Quantitative data were shown as the mean ± standard deviation or the median with IQR. Qualitative variables were expressed as absolute and relative frequencies. Within-patient differences in eGFR across different time points were compared with the T-student test for repeated measures. Normality of the distributions was tested with the Kolgomorov-Smirnov test. Deviation from the Hardy–Weinberg equilibrium for each SNP was evaluated by the χ2 test with one degree of freedom. Comparisons of the cumulative incidence of BKPyV infection between recipients with different genotypes for the SNPs investigated were performed by the χ2 test or the Fisher’s exact test, as appropriate.
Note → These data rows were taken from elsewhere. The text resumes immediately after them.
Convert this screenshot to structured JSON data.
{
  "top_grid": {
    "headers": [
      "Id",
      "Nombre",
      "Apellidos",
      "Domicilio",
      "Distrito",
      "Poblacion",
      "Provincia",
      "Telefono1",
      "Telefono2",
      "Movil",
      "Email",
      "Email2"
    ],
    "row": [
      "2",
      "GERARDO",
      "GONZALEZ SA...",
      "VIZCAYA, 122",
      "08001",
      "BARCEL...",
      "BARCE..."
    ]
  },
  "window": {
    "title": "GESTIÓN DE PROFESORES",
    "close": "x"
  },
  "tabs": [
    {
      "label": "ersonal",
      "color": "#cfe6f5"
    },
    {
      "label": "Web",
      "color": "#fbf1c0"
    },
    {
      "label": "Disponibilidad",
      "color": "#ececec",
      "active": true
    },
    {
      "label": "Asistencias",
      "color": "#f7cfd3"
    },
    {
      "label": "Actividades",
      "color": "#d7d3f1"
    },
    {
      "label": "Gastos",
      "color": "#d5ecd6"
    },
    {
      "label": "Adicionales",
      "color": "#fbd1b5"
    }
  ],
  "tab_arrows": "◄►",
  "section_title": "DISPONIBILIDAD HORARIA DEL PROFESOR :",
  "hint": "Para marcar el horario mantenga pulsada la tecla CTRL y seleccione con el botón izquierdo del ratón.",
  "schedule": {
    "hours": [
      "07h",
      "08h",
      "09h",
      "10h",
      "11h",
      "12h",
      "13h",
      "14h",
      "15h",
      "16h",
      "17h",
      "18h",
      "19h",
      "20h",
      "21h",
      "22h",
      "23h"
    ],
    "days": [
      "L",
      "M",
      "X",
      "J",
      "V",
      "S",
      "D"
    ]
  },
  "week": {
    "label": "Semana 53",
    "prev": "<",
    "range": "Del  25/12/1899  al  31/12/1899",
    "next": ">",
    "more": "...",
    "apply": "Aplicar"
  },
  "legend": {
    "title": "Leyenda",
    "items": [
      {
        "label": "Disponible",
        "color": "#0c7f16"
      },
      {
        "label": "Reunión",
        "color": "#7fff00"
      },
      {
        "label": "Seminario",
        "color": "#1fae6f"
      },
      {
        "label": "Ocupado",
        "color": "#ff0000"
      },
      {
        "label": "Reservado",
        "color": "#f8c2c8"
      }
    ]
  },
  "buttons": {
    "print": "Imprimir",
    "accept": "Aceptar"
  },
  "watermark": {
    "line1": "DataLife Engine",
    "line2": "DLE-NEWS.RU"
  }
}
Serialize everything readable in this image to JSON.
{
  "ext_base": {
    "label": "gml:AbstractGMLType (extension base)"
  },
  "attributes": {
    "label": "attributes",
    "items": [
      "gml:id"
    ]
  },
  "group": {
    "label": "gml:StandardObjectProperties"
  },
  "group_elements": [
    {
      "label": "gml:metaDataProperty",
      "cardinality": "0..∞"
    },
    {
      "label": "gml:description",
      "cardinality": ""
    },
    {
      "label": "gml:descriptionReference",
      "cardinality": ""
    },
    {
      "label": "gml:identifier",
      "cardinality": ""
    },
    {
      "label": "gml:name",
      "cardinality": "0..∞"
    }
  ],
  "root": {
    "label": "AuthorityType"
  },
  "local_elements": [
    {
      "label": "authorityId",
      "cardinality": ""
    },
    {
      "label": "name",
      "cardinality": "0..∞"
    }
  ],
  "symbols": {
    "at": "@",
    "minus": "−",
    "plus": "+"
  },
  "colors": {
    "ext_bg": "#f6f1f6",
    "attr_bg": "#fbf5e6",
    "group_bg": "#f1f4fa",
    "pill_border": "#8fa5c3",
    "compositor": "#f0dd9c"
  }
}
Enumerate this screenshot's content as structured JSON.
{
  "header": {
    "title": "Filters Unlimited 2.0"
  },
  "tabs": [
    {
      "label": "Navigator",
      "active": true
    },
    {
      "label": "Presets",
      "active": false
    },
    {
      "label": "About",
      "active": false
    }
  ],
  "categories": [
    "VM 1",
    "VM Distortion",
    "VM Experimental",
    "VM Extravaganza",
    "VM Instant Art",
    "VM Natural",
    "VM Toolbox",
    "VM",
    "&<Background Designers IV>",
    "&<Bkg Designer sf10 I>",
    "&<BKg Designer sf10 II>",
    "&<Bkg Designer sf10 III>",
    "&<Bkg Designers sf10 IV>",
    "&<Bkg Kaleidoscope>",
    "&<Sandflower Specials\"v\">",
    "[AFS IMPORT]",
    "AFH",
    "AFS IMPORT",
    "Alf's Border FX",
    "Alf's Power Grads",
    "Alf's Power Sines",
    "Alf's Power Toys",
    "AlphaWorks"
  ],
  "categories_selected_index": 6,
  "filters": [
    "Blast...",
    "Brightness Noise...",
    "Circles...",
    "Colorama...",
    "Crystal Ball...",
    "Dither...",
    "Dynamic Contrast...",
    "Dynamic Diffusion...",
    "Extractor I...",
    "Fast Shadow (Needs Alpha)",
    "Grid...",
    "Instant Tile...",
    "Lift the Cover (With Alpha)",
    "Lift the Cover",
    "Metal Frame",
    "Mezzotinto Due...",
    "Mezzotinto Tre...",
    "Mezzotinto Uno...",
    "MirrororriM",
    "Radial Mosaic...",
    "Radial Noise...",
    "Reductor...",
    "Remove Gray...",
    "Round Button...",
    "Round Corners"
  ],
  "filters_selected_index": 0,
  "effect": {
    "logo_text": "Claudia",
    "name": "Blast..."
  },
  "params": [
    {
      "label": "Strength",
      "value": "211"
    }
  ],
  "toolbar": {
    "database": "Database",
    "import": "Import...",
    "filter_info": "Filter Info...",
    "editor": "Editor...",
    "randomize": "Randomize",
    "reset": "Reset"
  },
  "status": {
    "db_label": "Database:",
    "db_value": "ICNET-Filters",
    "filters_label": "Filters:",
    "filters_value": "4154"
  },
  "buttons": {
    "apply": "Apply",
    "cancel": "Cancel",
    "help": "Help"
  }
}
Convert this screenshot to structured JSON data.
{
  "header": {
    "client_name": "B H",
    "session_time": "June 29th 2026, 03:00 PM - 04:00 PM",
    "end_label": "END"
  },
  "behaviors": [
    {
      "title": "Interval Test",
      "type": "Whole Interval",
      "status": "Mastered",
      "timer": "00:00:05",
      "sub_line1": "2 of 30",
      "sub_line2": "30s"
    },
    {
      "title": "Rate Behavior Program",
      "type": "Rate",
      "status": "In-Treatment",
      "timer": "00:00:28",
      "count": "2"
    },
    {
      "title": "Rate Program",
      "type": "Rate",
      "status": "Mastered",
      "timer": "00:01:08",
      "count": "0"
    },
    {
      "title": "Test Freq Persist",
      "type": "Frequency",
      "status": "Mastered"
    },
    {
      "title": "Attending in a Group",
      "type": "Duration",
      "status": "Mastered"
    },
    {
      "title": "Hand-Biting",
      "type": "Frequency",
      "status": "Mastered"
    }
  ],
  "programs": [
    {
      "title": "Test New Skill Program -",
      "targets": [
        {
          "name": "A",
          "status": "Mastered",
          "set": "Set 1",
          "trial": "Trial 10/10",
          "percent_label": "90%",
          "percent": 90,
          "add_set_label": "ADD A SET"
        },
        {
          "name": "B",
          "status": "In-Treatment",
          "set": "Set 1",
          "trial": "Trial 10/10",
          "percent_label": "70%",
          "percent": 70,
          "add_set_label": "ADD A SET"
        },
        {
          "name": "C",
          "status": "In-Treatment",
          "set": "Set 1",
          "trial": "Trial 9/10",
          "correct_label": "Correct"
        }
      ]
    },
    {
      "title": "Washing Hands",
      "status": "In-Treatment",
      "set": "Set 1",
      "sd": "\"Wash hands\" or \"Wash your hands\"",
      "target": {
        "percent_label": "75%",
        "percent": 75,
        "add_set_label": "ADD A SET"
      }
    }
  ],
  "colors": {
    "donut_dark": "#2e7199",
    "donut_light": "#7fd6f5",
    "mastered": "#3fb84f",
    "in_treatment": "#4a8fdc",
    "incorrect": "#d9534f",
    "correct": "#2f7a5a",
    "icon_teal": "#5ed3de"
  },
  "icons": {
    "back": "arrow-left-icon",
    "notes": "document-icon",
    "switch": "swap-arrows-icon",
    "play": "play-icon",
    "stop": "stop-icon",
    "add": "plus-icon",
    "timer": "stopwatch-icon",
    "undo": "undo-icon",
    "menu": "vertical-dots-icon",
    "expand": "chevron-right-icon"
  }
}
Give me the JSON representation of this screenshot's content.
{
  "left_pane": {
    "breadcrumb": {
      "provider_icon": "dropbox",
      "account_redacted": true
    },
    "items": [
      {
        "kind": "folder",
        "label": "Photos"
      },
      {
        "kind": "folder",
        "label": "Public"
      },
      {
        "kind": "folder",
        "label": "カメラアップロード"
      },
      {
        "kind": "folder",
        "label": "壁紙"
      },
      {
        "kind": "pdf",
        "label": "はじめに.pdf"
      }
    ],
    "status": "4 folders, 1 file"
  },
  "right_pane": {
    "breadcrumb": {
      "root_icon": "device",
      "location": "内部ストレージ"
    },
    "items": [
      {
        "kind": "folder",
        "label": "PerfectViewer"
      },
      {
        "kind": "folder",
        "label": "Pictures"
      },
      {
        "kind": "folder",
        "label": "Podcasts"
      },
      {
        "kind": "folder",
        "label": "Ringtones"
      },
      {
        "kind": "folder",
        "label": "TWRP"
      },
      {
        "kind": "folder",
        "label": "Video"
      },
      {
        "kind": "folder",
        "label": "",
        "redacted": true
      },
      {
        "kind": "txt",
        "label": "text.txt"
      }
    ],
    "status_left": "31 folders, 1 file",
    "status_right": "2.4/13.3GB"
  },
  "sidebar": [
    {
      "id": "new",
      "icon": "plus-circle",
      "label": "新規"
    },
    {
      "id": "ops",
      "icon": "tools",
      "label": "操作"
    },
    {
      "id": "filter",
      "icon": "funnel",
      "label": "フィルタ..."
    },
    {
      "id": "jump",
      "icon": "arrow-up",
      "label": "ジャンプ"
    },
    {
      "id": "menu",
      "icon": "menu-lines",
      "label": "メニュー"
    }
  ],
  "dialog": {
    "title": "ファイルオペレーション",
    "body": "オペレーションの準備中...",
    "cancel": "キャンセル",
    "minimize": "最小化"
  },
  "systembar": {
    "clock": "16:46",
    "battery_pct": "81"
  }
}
Additional pairwise comparisons were conducted between different SNP genotype groups, either individually or in combination. Survival probabilities were estimated by the Kaplan–Meier method with BKPyV infection as event, and differences between groups were compared by the log-rank test. Multivariable Cox regression models (enter method) were constructed to investigate the association between selected SNPs and BKPyV viremia, with results expressed as HRs and 95% CIs. Only those variables showing P values ≤ 0.05 at the univariate level were entered into the model. The most parsimonious model (i.e. the highest outcome variability explained with the lowest number of variables) was selected for the construction of a model based on clinical variables only (“clinical risk model”). We also performed a haplotype analysis by creating a score based on those SNPs found to exert an independent impact on the outcome (a point was added for each unfavorable genotype carried by the patient). We then compared the discriminative accuracy, quantified by the auROC, of the “clinical risk model” with that of the model also incorporating SNP genotyping ("clinical-genetic risk model”). All the significance tests were two-tailed and considered as significant at a P value < 0.05. The Bonferroni correction method (the α value for each comparison equal to the fixed α value divided by the total number of comparisons) was applied to avoid the possible inflation of P-values owing to multiple comparisons. Statistical analysis was performed using SPSS v21 (Statistical Package for Social Sciences, Chicago, IL) and graphs were generated with Prism v6.0 (GraphPad Software Inc., La Jolla, CA).